The genomic imprint of cancer therapies helps timing the formation of metastases.

A retrospective determination of the time of metastasis formation is essential for a better understanding of the evolution of oligometastatic cancer. This study was based on the hypothesis that genomic alterations induced by cancer therapies could be used to determine the temporal order of the treatment and the formation of metastases. We analysed the whole genome sequence of a primary tumour sample and three metastatic sites derived from autopsy samples from a young never-smoker lung adenocarcinoma patient with an activating EGFR mutation. Mutation detection methods were refined to accurately detect and distinguish clonal and subclonal mutations. In comparison to a panel of samples from untreated smoker or never-smoker patients, we showed that the mutagenic effect of cisplatin treatment could be specifically detected from the base substitution mutations.

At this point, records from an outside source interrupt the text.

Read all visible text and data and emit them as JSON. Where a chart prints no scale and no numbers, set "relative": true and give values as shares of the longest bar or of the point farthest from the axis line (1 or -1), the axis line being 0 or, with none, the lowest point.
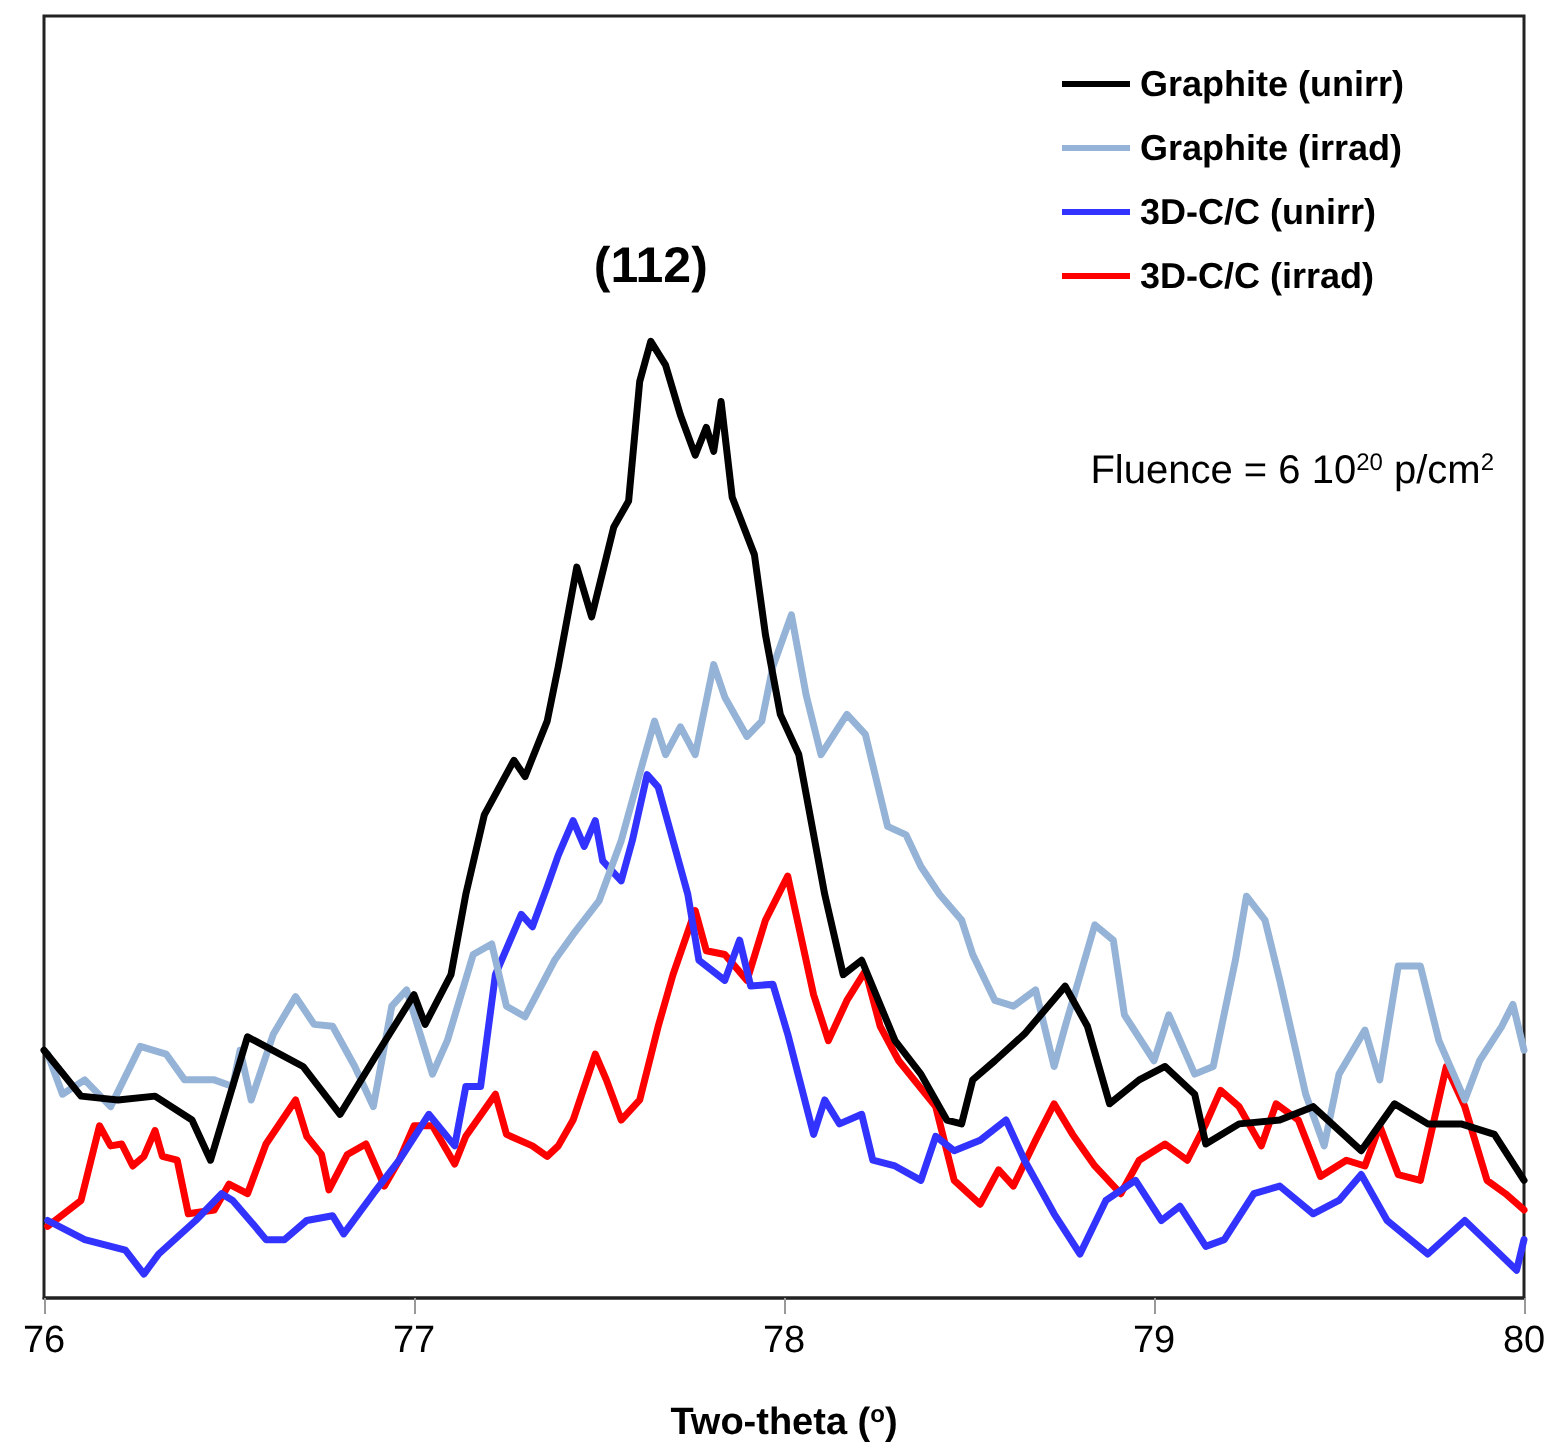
{
  "chart_data": {
    "type": "line",
    "relative": true,
    "xlabel": "Two-theta ($^{o}$)",
    "xlim": [
      76,
      80
    ],
    "xticks": [
      76,
      77,
      78,
      79,
      80
    ],
    "grid": false,
    "legend": "top right",
    "marker": "none",
    "line_style": "solid",
    "annotations": [
      {
        "text": "(112)",
        "x": 77.64,
        "y": 1.0
      },
      "Fluence = 6 10$^{20}$ p/cm$^{2}$"
    ],
    "series": [
      {
        "name": "Graphite (unirr)",
        "color": "#000000",
        "x": [
          76.0,
          76.1,
          76.2,
          76.3,
          76.4,
          76.45,
          76.55,
          76.7,
          76.8,
          76.9,
          77.0,
          77.03,
          77.1,
          77.14,
          77.19,
          77.27,
          77.3,
          77.36,
          77.39,
          77.44,
          77.48,
          77.54,
          77.58,
          77.61,
          77.64,
          77.68,
          77.72,
          77.76,
          77.79,
          77.81,
          77.83,
          77.86,
          77.92,
          77.95,
          77.99,
          78.04,
          78.11,
          78.16,
          78.21,
          78.3,
          78.37,
          78.44,
          78.48,
          78.51,
          78.57,
          78.65,
          78.76,
          78.82,
          78.88,
          78.96,
          79.03,
          79.11,
          79.14,
          79.23,
          79.34,
          79.43,
          79.56,
          79.65,
          79.74,
          79.83,
          79.92,
          80.0
        ],
        "values": [
          0.259,
          0.211,
          0.207,
          0.211,
          0.186,
          0.144,
          0.273,
          0.242,
          0.192,
          0.255,
          0.317,
          0.286,
          0.338,
          0.422,
          0.505,
          0.562,
          0.545,
          0.603,
          0.66,
          0.764,
          0.712,
          0.806,
          0.833,
          0.958,
          1.0,
          0.975,
          0.923,
          0.881,
          0.91,
          0.885,
          0.937,
          0.837,
          0.777,
          0.693,
          0.61,
          0.568,
          0.422,
          0.338,
          0.353,
          0.269,
          0.234,
          0.186,
          0.182,
          0.228,
          0.248,
          0.276,
          0.326,
          0.284,
          0.203,
          0.228,
          0.242,
          0.213,
          0.161,
          0.182,
          0.186,
          0.2,
          0.154,
          0.203,
          0.182,
          0.182,
          0.171,
          0.123
        ]
      },
      {
        "name": "Graphite (irrad)",
        "color": "#95b3d7",
        "x": [
          76.01,
          76.05,
          76.11,
          76.18,
          76.26,
          76.33,
          76.38,
          76.46,
          76.51,
          76.53,
          76.56,
          76.62,
          76.68,
          76.73,
          76.78,
          76.84,
          76.89,
          76.94,
          76.98,
          77.05,
          77.09,
          77.16,
          77.21,
          77.25,
          77.3,
          77.38,
          77.43,
          77.5,
          77.56,
          77.62,
          77.65,
          77.68,
          77.72,
          77.76,
          77.81,
          77.84,
          77.9,
          77.94,
          77.97,
          78.02,
          78.06,
          78.1,
          78.17,
          78.22,
          78.28,
          78.33,
          78.37,
          78.42,
          78.48,
          78.51,
          78.57,
          78.62,
          78.68,
          78.73,
          78.76,
          78.84,
          78.89,
          78.92,
          79.0,
          79.04,
          79.11,
          79.16,
          79.22,
          79.25,
          79.3,
          79.34,
          79.41,
          79.46,
          79.5,
          79.57,
          79.61,
          79.66,
          79.72,
          79.77,
          79.84,
          79.88,
          79.94,
          79.97,
          80.0
        ],
        "values": [
          0.255,
          0.213,
          0.228,
          0.2,
          0.263,
          0.255,
          0.228,
          0.228,
          0.221,
          0.259,
          0.207,
          0.276,
          0.315,
          0.286,
          0.284,
          0.242,
          0.2,
          0.305,
          0.322,
          0.234,
          0.269,
          0.359,
          0.37,
          0.305,
          0.294,
          0.353,
          0.38,
          0.415,
          0.478,
          0.562,
          0.603,
          0.568,
          0.597,
          0.568,
          0.662,
          0.628,
          0.587,
          0.603,
          0.66,
          0.714,
          0.63,
          0.568,
          0.61,
          0.589,
          0.493,
          0.484,
          0.451,
          0.422,
          0.395,
          0.359,
          0.311,
          0.305,
          0.322,
          0.242,
          0.284,
          0.39,
          0.374,
          0.296,
          0.248,
          0.296,
          0.234,
          0.242,
          0.353,
          0.42,
          0.395,
          0.332,
          0.213,
          0.159,
          0.234,
          0.28,
          0.228,
          0.347,
          0.347,
          0.269,
          0.207,
          0.248,
          0.284,
          0.307,
          0.259
        ]
      },
      {
        "name": "3D-C/C (unirr)",
        "color": "#3333ff",
        "x": [
          76.01,
          76.11,
          76.22,
          76.27,
          76.31,
          76.41,
          76.48,
          76.51,
          76.57,
          76.6,
          76.65,
          76.71,
          76.78,
          76.81,
          76.89,
          76.96,
          77.02,
          77.04,
          77.11,
          77.14,
          77.18,
          77.22,
          77.29,
          77.32,
          77.36,
          77.39,
          77.43,
          77.46,
          77.49,
          77.51,
          77.56,
          77.59,
          77.63,
          77.66,
          77.74,
          77.77,
          77.84,
          77.88,
          77.91,
          77.97,
          78.01,
          78.08,
          78.11,
          78.15,
          78.21,
          78.24,
          78.3,
          78.37,
          78.41,
          78.46,
          78.53,
          78.6,
          78.65,
          78.73,
          78.8,
          78.87,
          78.95,
          79.02,
          79.07,
          79.14,
          79.19,
          79.27,
          79.34,
          79.43,
          79.5,
          79.56,
          79.63,
          79.74,
          79.84,
          79.94,
          79.98,
          80.0
        ],
        "values": [
          0.081,
          0.061,
          0.05,
          0.025,
          0.046,
          0.081,
          0.109,
          0.102,
          0.075,
          0.061,
          0.061,
          0.081,
          0.086,
          0.067,
          0.109,
          0.144,
          0.18,
          0.192,
          0.159,
          0.221,
          0.221,
          0.338,
          0.401,
          0.388,
          0.43,
          0.463,
          0.499,
          0.472,
          0.499,
          0.457,
          0.436,
          0.478,
          0.547,
          0.534,
          0.422,
          0.353,
          0.332,
          0.374,
          0.326,
          0.328,
          0.276,
          0.171,
          0.207,
          0.182,
          0.192,
          0.144,
          0.138,
          0.123,
          0.169,
          0.154,
          0.165,
          0.186,
          0.144,
          0.088,
          0.046,
          0.102,
          0.123,
          0.081,
          0.096,
          0.054,
          0.061,
          0.109,
          0.117,
          0.088,
          0.102,
          0.129,
          0.081,
          0.046,
          0.081,
          0.044,
          0.029,
          0.061
        ]
      },
      {
        "name": "3D-C/C (irrad)",
        "color": "#ff0000",
        "x": [
          76.01,
          76.1,
          76.15,
          76.18,
          76.21,
          76.24,
          76.27,
          76.3,
          76.32,
          76.36,
          76.39,
          76.46,
          76.5,
          76.55,
          76.6,
          76.68,
          76.71,
          76.75,
          76.77,
          76.82,
          76.87,
          76.92,
          76.96,
          77.0,
          77.05,
          77.11,
          77.14,
          77.22,
          77.25,
          77.32,
          77.36,
          77.39,
          77.43,
          77.49,
          77.52,
          77.56,
          77.61,
          77.66,
          77.7,
          77.76,
          77.79,
          77.84,
          77.9,
          77.95,
          78.01,
          78.04,
          78.08,
          78.12,
          78.17,
          78.22,
          78.26,
          78.31,
          78.41,
          78.46,
          78.53,
          78.58,
          78.62,
          78.68,
          78.73,
          78.78,
          78.84,
          78.91,
          78.96,
          79.03,
          79.09,
          79.14,
          79.18,
          79.23,
          79.29,
          79.33,
          79.39,
          79.45,
          79.52,
          79.57,
          79.61,
          79.66,
          79.72,
          79.79,
          79.84,
          79.9,
          79.95,
          80.0
        ],
        "values": [
          0.075,
          0.102,
          0.18,
          0.159,
          0.161,
          0.138,
          0.148,
          0.175,
          0.148,
          0.144,
          0.088,
          0.092,
          0.119,
          0.109,
          0.161,
          0.207,
          0.169,
          0.15,
          0.113,
          0.15,
          0.161,
          0.117,
          0.144,
          0.18,
          0.18,
          0.14,
          0.169,
          0.213,
          0.171,
          0.159,
          0.148,
          0.159,
          0.186,
          0.255,
          0.228,
          0.186,
          0.207,
          0.284,
          0.338,
          0.405,
          0.363,
          0.359,
          0.332,
          0.395,
          0.441,
          0.388,
          0.317,
          0.269,
          0.311,
          0.342,
          0.284,
          0.248,
          0.2,
          0.123,
          0.098,
          0.134,
          0.117,
          0.165,
          0.203,
          0.171,
          0.138,
          0.109,
          0.144,
          0.161,
          0.144,
          0.182,
          0.217,
          0.2,
          0.159,
          0.203,
          0.186,
          0.127,
          0.144,
          0.138,
          0.18,
          0.129,
          0.123,
          0.242,
          0.2,
          0.123,
          0.109,
          0.092
        ]
      }
    ]
  }
}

Metastases that arose before or after chemotherapeutic treatment could be distinguished based on the allele frequency of cisplatin-induced dinucleotide mutations. In addition, genomic rearrangements and late amplification of the EGFR gene likely induced by afatinib treatment following the acquisition of a T790M gefitinib resistance mutation provided further evidence to tie the time of metastasis formation to treatment history. The established analysis pipeline for the detection of treatment-derived mutations allows the drawing of tumour evolutionary paths based on genomic data, showing that metastases may be seeded well before they become detectable by clinical imaging.